Dde Blasio said New York is proud to have supported the South African leader, who died Thursday.
Mandela's first stop on his 1990 U.S. visit was New York, where he was welcomed by Dinkins and de Blasio, then a mayoral aide. It was just months after his 27-year incarceration ended.
The mayor-elect said on Saturday that it's now up to New York to live in Mandela's spirit of economic and racial equality.
De Blasio says Mandela is the socially progressive model the city should follow.
The event also brought together Sharpton and Bratton, who was tapped this week by de Blasio to return to the role of police commissioner. His previous tenure ended nearly two decades ago.
Sharpton said New York cannot mourn the South African leader who fought for the constitutional rights of minorities - then have police "profile" young blacks.
Bratton told the mostly black audience at Sharpton's National Action Network that his commitment to the city is that "there will be freedom and equality for all" and the police will be "respectful."

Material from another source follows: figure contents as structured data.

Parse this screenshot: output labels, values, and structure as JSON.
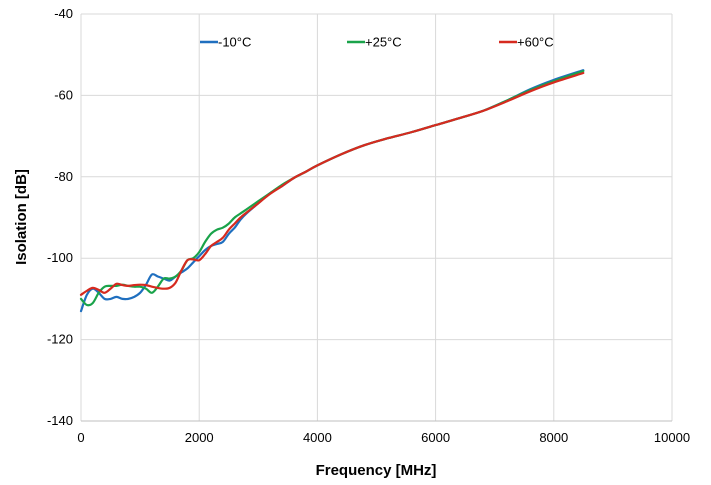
{
  "chart_data": {
    "type": "line",
    "title": "",
    "xlabel": "Frequency [MHz]",
    "ylabel": "Isolation [dB]",
    "xlim": [
      0,
      10000
    ],
    "ylim": [
      -140,
      -40
    ],
    "xticks": [
      0,
      2000,
      4000,
      6000,
      8000,
      10000
    ],
    "yticks": [
      -140,
      -120,
      -100,
      -80,
      -60,
      -40
    ],
    "grid": true,
    "legend_position": "top-center",
    "series": [
      {
        "name": "-10°C",
        "color": "#1f6fbf",
        "x": [
          0,
          100,
          200,
          300,
          400,
          500,
          600,
          700,
          800,
          900,
          1000,
          1100,
          1200,
          1300,
          1400,
          1500,
          1600,
          1700,
          1800,
          1900,
          2000,
          2100,
          2200,
          2300,
          2400,
          2500,
          2600,
          2700,
          2800,
          3000,
          3200,
          3400,
          3600,
          3800,
          4000,
          4400,
          4800,
          5200,
          5600,
          6000,
          6400,
          6800,
          7200,
          7600,
          8000,
          8500
        ],
        "y": [
          -113,
          -109,
          -107.5,
          -108.5,
          -110,
          -110,
          -109.5,
          -110,
          -110,
          -109.5,
          -108.5,
          -106.5,
          -104,
          -104.5,
          -105,
          -105.5,
          -104.5,
          -103.5,
          -102.5,
          -101,
          -99.5,
          -98,
          -97,
          -96.5,
          -96,
          -94,
          -92.5,
          -90.5,
          -89,
          -86.5,
          -84,
          -82.3,
          -80.3,
          -78.8,
          -77.2,
          -74.5,
          -72.2,
          -70.5,
          -69,
          -67.3,
          -65.6,
          -63.8,
          -61.3,
          -58.5,
          -56.2,
          -53.8
        ]
      },
      {
        "name": "+25°C",
        "color": "#1aa34a",
        "x": [
          0,
          100,
          200,
          300,
          400,
          500,
          600,
          700,
          800,
          900,
          1000,
          1100,
          1200,
          1300,
          1400,
          1500,
          1600,
          1700,
          1800,
          1900,
          2000,
          2100,
          2200,
          2300,
          2400,
          2500,
          2600,
          2700,
          2800,
          3000,
          3200,
          3400,
          3600,
          3800,
          4000,
          4400,
          4800,
          5200,
          5600,
          6000,
          6400,
          6800,
          7200,
          7600,
          8000,
          8500
        ],
        "y": [
          -110,
          -111.5,
          -111,
          -108.5,
          -107,
          -106.8,
          -106.8,
          -106.5,
          -106.8,
          -107,
          -107,
          -107.5,
          -108.5,
          -107,
          -105,
          -105,
          -104.5,
          -103,
          -100.5,
          -100,
          -98.5,
          -96,
          -94,
          -93,
          -92.5,
          -91.5,
          -90,
          -89,
          -88,
          -86,
          -84,
          -82,
          -80.3,
          -78.8,
          -77.2,
          -74.5,
          -72.2,
          -70.5,
          -69,
          -67.3,
          -65.6,
          -63.8,
          -61.3,
          -58.7,
          -56.5,
          -54
        ]
      },
      {
        "name": "+60°C",
        "color": "#d62a1f",
        "x": [
          0,
          100,
          200,
          300,
          400,
          500,
          600,
          700,
          800,
          900,
          1000,
          1100,
          1200,
          1300,
          1400,
          1500,
          1600,
          1700,
          1800,
          1900,
          2000,
          2100,
          2200,
          2300,
          2400,
          2500,
          2600,
          2700,
          2800,
          3000,
          3200,
          3400,
          3600,
          3800,
          4000,
          4400,
          4800,
          5200,
          5600,
          6000,
          6400,
          6800,
          7200,
          7600,
          8000,
          8500
        ],
        "y": [
          -109,
          -108,
          -107.3,
          -107.8,
          -108.5,
          -107.5,
          -106.3,
          -106.6,
          -106.8,
          -106.6,
          -106.5,
          -106.6,
          -107,
          -107.3,
          -107.5,
          -107.3,
          -106,
          -103,
          -100.5,
          -100.3,
          -100.5,
          -99,
          -97,
          -96,
          -95,
          -93,
          -91.5,
          -90,
          -88.8,
          -86.5,
          -84.2,
          -82.3,
          -80.3,
          -78.8,
          -77.2,
          -74.5,
          -72.2,
          -70.5,
          -69,
          -67.3,
          -65.6,
          -63.8,
          -61.5,
          -59,
          -56.8,
          -54.5
        ]
      }
    ]
  }
}
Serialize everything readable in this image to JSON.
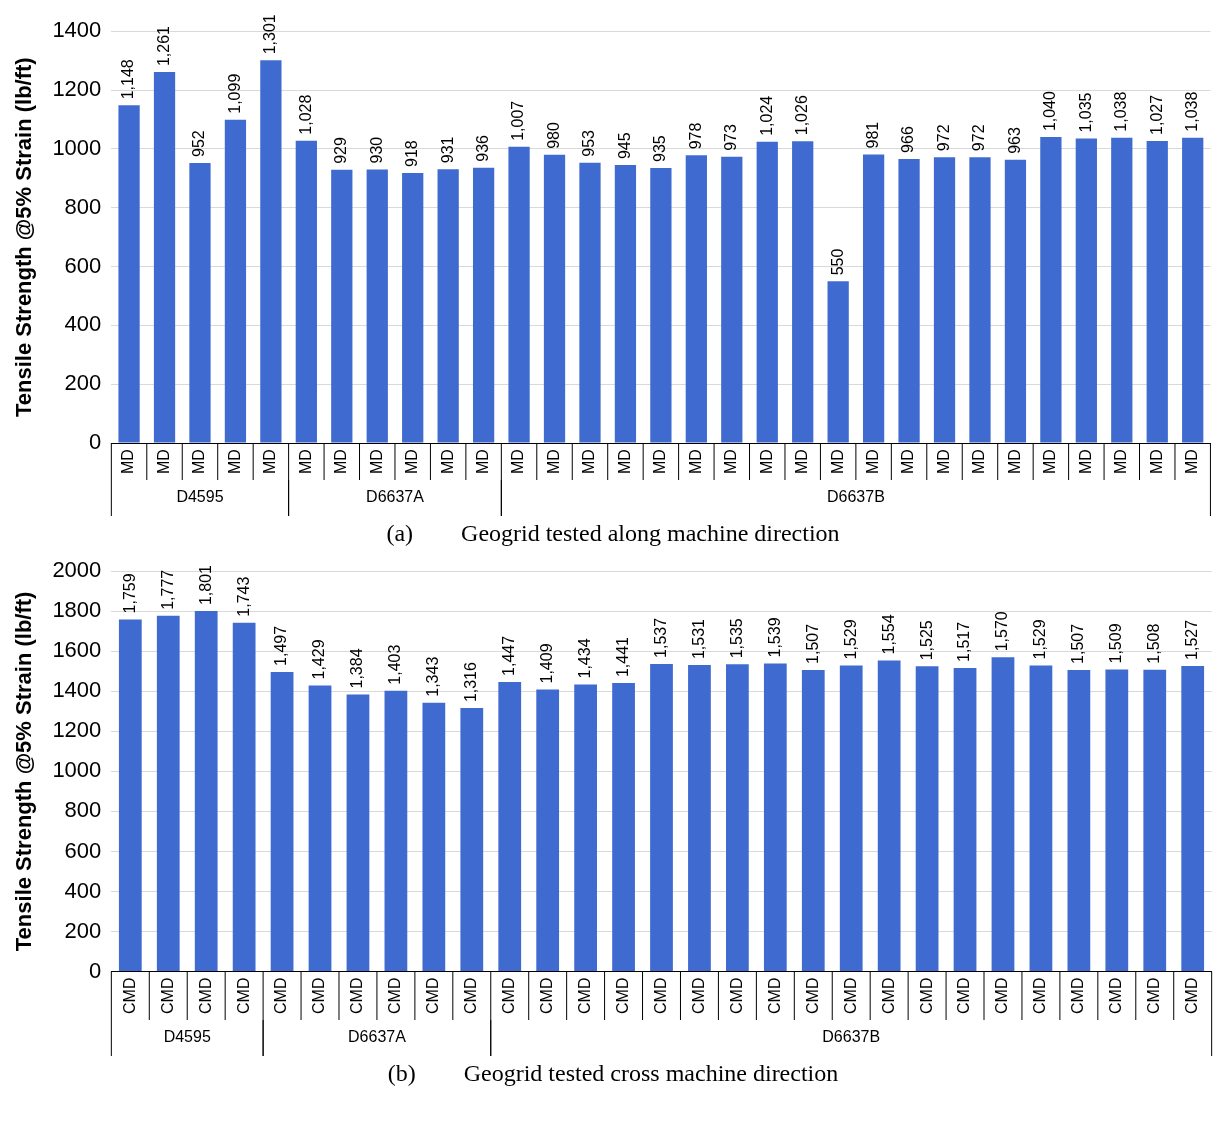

A federal court ruling that ordered major reforms to the stop and frisk tactic is on hold pending an appeal. The ruling came after four minorities sued saying they were wrongly targeted by police.
Sharpton says he's worked with Bratton as both an ally and an adversary, and hopes they can work together on racial profiling and "to continue the decrease of violence and crime in our community."
de Blasio stressed that Bratton will try to continue the city's record public safety gains while improving police-community relations, which he said he believes have been strained by the police tactic known as stop and frisk.
The tactic allows police to stop anyone believed to be acting suspiciously. Its supporters say it has driven down crime while its critics say it unfairly targets black and Latino men.
"Bill Bratton knows that when it comes to stop and frisk it has to be used with respect and it has to be used properly," de Blasio said. "Public safety and respect for the public are not contradictory."